TfL Hackers Owen Flowers, Thalha Jubair Get 5.5-Year Terms Over £29 Million Attack

3 articles · Updated · bbc.co.uk · Jul 16

Summary

  • Five years and six months in prison were handed to Owen Flowers, 18, and Thalha Jubair, 20, after they admitted carrying out the 2024 cyber-attack that crippled Transport for London.
  • TfL said the breach stole data from as many as 10 million customers, knocked 148 technology systems offline and forced all 27,000 staff to reset passwords after the pair tricked a help-desk worker into resetting an employee account.
  • £29 million is now TfL's estimated cost of the attack, revised down from £39 million, after online services were disrupted for months and Dial-a-Ride was heavily affected.
  • Court evidence showed the pair, linked to Scattered Spider, streamed the 16-hour attack, searched Oyster-card records for celebrities and kept discussing future hacks from prison using contraband phones.
  • The NCA said the case underscores the growing threat from young UK-based hackers, though one analyst warned the sentences alone are unlikely to deter copycats.

Insights

With £1 million in crypto seized, was the TfL hack about notoriety or the rise of a new teenage cyber-millionaire class?
Jailed for a massive hack, they planned more attacks from prison. Can the justice system handle criminals who operate without borders?
If a phone call can cause a £29 million shutdown, can prison sentences alone protect our critical infrastructure from teenage hackers?
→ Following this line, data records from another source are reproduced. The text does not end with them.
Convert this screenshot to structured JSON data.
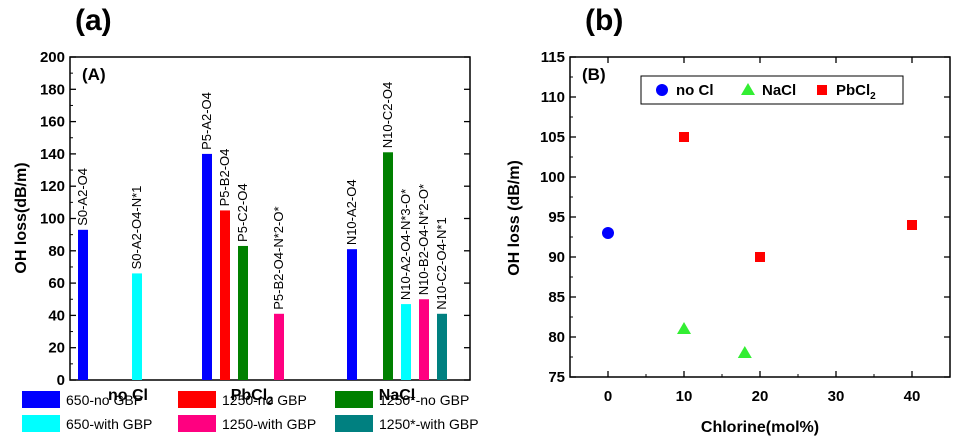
{
  "chart_data": [
    {
      "panel": "(a)",
      "inner_label": "(A)",
      "type": "bar",
      "xlabel": "",
      "ylabel": "OH loss(dB/m)",
      "ylim": [
        0,
        200
      ],
      "yticks": [
        0,
        20,
        40,
        60,
        80,
        100,
        120,
        140,
        160,
        180,
        200
      ],
      "groups": [
        {
          "label": "no Cl",
          "sub": ""
        },
        {
          "label": "PbCl",
          "sub": "2"
        },
        {
          "label": "NaCl",
          "sub": ""
        }
      ],
      "bars": [
        {
          "group": 0,
          "series": 0,
          "value": 93,
          "label": "S0-A2-O4"
        },
        {
          "group": 0,
          "series": 3,
          "value": 66,
          "label": "S0-A2-O4-N*1"
        },
        {
          "group": 1,
          "series": 0,
          "value": 140,
          "label": "P5-A2-O4"
        },
        {
          "group": 1,
          "series": 1,
          "value": 105,
          "label": "P5-B2-O4"
        },
        {
          "group": 1,
          "series": 2,
          "value": 83,
          "label": "P5-C2-O4"
        },
        {
          "group": 1,
          "series": 4,
          "value": 41,
          "label": "P5-B2-O4-N*2-O*"
        },
        {
          "group": 2,
          "series": 0,
          "value": 81,
          "label": "N10-A2-O4"
        },
        {
          "group": 2,
          "series": 2,
          "value": 141,
          "label": "N10-C2-O4"
        },
        {
          "group": 2,
          "series": 3,
          "value": 47,
          "label": "N10-A2-O4-N*3-O*"
        },
        {
          "group": 2,
          "series": 4,
          "value": 50,
          "label": "N10-B2-O4-N*2-O*"
        },
        {
          "group": 2,
          "series": 5,
          "value": 41,
          "label": "N10-C2-O4-N*1"
        }
      ],
      "series": [
        {
          "name": "650-no   GBP",
          "color": "#0000ff"
        },
        {
          "name": "1250-no   GBP",
          "color": "#ff0000"
        },
        {
          "name": "1250*-no GBP",
          "color": "#008000"
        },
        {
          "name": "650-with GBP",
          "color": "#00ffff"
        },
        {
          "name": "1250-with GBP",
          "color": "#ff0080"
        },
        {
          "name": "1250*-with GBP",
          "color": "#008080"
        }
      ],
      "legend_placement": "bottom",
      "grid": false
    },
    {
      "panel": "(b)",
      "inner_label": "(B)",
      "type": "scatter",
      "xlabel": "Chlorine(mol%)",
      "ylabel": "OH loss (dB/m)",
      "xlim": [
        -5,
        45
      ],
      "ylim": [
        75,
        115
      ],
      "xticks": [
        0,
        10,
        20,
        30,
        40
      ],
      "yticks": [
        75,
        80,
        85,
        90,
        95,
        100,
        105,
        110,
        115
      ],
      "series": [
        {
          "name": "no Cl",
          "sub": "",
          "color": "#0000ff",
          "marker": "circle",
          "points": [
            {
              "x": 0,
              "y": 93
            }
          ]
        },
        {
          "name": "NaCl",
          "sub": "",
          "color": "#33ee33",
          "marker": "triangle",
          "points": [
            {
              "x": 10,
              "y": 81
            },
            {
              "x": 18,
              "y": 78
            }
          ]
        },
        {
          "name": "PbCl",
          "sub": "2",
          "color": "#ff0000",
          "marker": "square",
          "points": [
            {
              "x": 10,
              "y": 105
            },
            {
              "x": 20,
              "y": 90
            },
            {
              "x": 40,
              "y": 94
            }
          ]
        }
      ],
      "legend_placement": "top-left",
      "grid": false
    }
  ]
}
£6.6 Billion TfL Cyberattack: The Rise of Scattered Spider, Youth Offenders, and the Urgent Need for Stronger Cybercrime Intervention

Overview

The July 2026 verdict against Owen Flowers and Thalha Jubair marks a turning point in the fight against cybercrime, highlighting how early warnings can fail to stop escalation. Flowers, first given a cease and desist order for minor cyber offenses in October 2023, continued to commit more serious crimes, including attacks on US health systems and the major 2024 Transport for London hack. Despite intervention, he was apprehended while actively hacking, with investigators seizing multiple devices. This case exposes the urgent need for stronger youth cybercrime prevention, as repeated offenses led to severe disruption and financial loss for critical infrastructure.